WHAT: Dr. Tanaka can speak on how today’s adolescents are using the internet as their new social ground and how that affects their mental health when these tools are misused to spread rumors, ridicule or fear. Parents should know that the online world really is their adolescents’ social environment and that more than half of all teens between ages 12-17 use social networking sites. About one third of teens have experienced what can be considered “cyber-bullying” online – receiving threatening messages; having their private emails or text messages forwarded without knowing; having an embarrassing picture posted without permission; or having rumors spread online. Dr.
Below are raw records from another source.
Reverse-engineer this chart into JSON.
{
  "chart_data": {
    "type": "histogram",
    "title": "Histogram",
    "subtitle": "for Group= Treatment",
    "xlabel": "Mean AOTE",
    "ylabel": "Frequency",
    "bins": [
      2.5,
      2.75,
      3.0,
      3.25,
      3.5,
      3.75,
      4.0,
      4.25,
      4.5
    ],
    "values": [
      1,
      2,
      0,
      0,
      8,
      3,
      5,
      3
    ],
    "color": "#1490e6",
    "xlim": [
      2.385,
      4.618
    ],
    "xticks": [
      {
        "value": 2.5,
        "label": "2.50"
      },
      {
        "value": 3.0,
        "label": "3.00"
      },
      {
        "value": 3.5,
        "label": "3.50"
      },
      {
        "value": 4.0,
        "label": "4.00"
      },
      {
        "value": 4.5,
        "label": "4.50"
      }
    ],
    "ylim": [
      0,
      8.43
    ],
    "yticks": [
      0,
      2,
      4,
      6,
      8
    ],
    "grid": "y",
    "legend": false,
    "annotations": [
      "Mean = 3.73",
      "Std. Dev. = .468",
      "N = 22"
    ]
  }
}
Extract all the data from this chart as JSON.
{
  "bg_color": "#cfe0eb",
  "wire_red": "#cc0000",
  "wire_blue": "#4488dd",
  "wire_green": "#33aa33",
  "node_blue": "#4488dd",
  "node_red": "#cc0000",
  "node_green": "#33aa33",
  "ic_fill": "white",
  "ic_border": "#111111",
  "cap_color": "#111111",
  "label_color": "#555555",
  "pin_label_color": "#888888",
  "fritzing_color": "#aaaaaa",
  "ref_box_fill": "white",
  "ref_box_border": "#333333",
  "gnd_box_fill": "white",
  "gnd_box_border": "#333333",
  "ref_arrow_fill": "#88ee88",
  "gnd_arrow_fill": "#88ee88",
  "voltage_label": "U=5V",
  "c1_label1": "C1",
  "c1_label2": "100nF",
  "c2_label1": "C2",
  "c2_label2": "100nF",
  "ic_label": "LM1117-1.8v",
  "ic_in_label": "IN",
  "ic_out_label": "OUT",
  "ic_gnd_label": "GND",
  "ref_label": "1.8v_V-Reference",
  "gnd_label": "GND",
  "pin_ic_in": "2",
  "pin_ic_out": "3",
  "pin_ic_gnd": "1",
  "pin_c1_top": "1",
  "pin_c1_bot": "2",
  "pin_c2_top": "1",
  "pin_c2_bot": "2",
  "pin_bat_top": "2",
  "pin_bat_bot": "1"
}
Tanaka can discuss why:

  • social media interactions with peers have a strong positive or negative impact on a teen’s self-esteem
  • it is important for parents to set their own rules and guidelines on their child’s internet use
  • it is important to talk to other parents before setting up ground rules
  • parents should educate themselves about the new technology, and where they can learn about the “Online Code-of-Conduct Contract.”

WHEN: Interviews with Dr. Kay Tanaka are available via phone on Thursday, April 3 or in person on Saturday, April 5 between 12 noon to 4 pm PST by arrangement during the California Psychology Association’s (CPA) 2008 Convention (April 3-6, 2008).

WHERE: Disneyland Hotel, 1150 Magic Way, Anaheim, California.